Families of victims of terror, as well as some members of the Israeli government, have expressed fierce opposition to the deal. One minister who voted against the agreement called it “a great victory for terrorism,” and there are fears that the release of convicted murderers will lead to further attacks on Israeli civilians – a fear that, critics say, is borne out by statistics. According to the Israeli association of terror victims, Almagor, 180 Israelis have lost their lives to terrorists freed in previous deals since 2000.

For Palestinians the issue of prisoners in Israeli prisons cuts deep. For several decades human rights groups estimate that hundreds of thousands of Palestinians have spent time in Israeli prisons for a wide range of alleged crimes. In many cases Palestinians face incarceration without any formal charges, and children under the age of 18 are frequently detained for offenses like rock-throwing.
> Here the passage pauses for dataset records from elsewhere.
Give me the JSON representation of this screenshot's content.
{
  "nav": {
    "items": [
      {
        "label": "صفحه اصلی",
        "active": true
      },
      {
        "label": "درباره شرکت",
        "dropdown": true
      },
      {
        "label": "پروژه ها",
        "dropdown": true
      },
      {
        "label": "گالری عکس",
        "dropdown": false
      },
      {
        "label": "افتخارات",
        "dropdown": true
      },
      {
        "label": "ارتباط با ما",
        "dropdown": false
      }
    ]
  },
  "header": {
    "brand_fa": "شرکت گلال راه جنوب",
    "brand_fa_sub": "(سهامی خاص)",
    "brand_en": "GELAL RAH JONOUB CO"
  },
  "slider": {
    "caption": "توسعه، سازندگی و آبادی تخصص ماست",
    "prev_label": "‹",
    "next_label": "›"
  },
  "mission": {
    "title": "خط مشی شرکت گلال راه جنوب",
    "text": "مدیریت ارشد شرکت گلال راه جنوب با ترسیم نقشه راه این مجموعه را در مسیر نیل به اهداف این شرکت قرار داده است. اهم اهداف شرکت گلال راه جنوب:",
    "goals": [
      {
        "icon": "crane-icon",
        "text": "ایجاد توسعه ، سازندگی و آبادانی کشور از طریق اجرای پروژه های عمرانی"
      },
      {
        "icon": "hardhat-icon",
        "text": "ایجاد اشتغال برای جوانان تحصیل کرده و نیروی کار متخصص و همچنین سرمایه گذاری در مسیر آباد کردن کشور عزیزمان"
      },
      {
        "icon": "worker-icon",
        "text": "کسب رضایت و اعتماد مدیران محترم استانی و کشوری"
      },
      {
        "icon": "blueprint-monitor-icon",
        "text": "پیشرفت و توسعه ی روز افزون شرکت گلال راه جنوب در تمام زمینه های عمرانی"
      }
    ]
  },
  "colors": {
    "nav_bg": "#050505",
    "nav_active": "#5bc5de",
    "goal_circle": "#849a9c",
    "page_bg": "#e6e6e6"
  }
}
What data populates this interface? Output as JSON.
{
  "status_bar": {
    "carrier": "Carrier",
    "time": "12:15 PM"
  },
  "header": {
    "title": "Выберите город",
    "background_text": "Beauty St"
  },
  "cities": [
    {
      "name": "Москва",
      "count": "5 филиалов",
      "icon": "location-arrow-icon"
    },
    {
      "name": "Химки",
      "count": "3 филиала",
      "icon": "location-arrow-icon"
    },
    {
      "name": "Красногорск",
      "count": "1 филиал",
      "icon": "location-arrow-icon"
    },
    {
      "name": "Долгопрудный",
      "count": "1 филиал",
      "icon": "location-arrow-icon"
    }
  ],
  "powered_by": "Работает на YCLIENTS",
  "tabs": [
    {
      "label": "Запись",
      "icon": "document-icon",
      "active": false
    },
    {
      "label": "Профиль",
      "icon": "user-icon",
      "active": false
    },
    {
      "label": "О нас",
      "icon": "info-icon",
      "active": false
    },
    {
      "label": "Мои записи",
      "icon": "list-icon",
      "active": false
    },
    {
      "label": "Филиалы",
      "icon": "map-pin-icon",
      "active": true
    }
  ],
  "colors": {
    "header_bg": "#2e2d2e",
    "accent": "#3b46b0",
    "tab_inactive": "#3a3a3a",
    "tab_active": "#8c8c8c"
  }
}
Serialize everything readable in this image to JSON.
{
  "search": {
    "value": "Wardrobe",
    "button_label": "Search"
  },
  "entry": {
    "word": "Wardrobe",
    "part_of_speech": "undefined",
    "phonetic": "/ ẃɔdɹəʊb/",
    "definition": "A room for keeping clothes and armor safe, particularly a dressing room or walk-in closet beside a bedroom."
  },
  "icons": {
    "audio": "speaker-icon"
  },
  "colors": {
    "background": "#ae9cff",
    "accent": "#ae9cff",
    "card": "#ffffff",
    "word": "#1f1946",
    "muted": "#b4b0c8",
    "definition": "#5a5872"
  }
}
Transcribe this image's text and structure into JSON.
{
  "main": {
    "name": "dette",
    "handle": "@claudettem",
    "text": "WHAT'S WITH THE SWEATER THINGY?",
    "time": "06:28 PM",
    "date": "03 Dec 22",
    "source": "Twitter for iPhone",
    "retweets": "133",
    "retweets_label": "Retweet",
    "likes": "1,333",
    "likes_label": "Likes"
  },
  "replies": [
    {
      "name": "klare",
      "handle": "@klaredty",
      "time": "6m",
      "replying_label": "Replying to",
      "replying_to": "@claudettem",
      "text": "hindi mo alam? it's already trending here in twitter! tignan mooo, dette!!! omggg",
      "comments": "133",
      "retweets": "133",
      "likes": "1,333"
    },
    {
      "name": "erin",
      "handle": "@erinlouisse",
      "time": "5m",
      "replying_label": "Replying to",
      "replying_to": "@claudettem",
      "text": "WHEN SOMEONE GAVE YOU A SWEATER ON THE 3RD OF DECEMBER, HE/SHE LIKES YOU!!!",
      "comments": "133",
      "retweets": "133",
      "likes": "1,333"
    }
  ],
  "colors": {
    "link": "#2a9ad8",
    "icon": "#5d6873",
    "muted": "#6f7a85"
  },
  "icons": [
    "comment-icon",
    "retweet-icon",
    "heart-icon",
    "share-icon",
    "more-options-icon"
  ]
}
Most Palestinians see these inmates and those convicted of violent crimes against Israeli citizens as political prisoners detained within the course of an ongoing liberation struggle.

Palestinians in both the West Bank and Gaza welcomed the prospect of so many prisoners being released but there are reservations about the conditions requiring many of them to be exiled from their homeland.

One Palestinian in Ramallah told CNN, “If I was a prisoner and I am released, I need to go to my family, my country, to my city. Why send me to Turkey or Venezuela whatever – why?”

How will this affect the peace process?

Israelis are equally split on whether “the release of terrorists” will harm Israeli security, with 50% saying Yes and 48% saying No – a statistical deadlock given the margin of error for the number of people polled.

One expert, Ronald W. Zweig, the Taub Professor of Israel Studies at New York University, said the deal showed that both sides had made concessions. “And that is a sign of hope.”

“Pessimists will point to the dangers of rewarding terror – both the terror of those released from jail and the act of kidnapping Israelis to have future terrorists released. Cynics will ask if Israel’s willingness to conclude the deal was not an attempt to punish (Palestinian Authority President Mahmoud) Abbas for pushing ahead with his policies in the U.N., despite Israeli and American opposition,” Zweig wrote in a recent commentary for CNN. 

“But there are other considerations which give grounds for optimism. Any movement in the stalled peace process might be enough to get the wheels of this heavy cart out of the rut in which it is trapped. It appears that Turkish President Recep Tayyip Erdogan had a role in the final deal, perhaps indicating a return of Turkey to constructive dealing with Israel. And the fact that Israel and Hamas have talked – albeit indirectly – is a welcome development. Israel’s 2005 withdrawal from Gaza might have had more positive long-term effect had this channel of communication been used then.

“Even more significant, the release of these prisoners removes a major obstacle from any future peace settlement between Israel and the Palestinians.”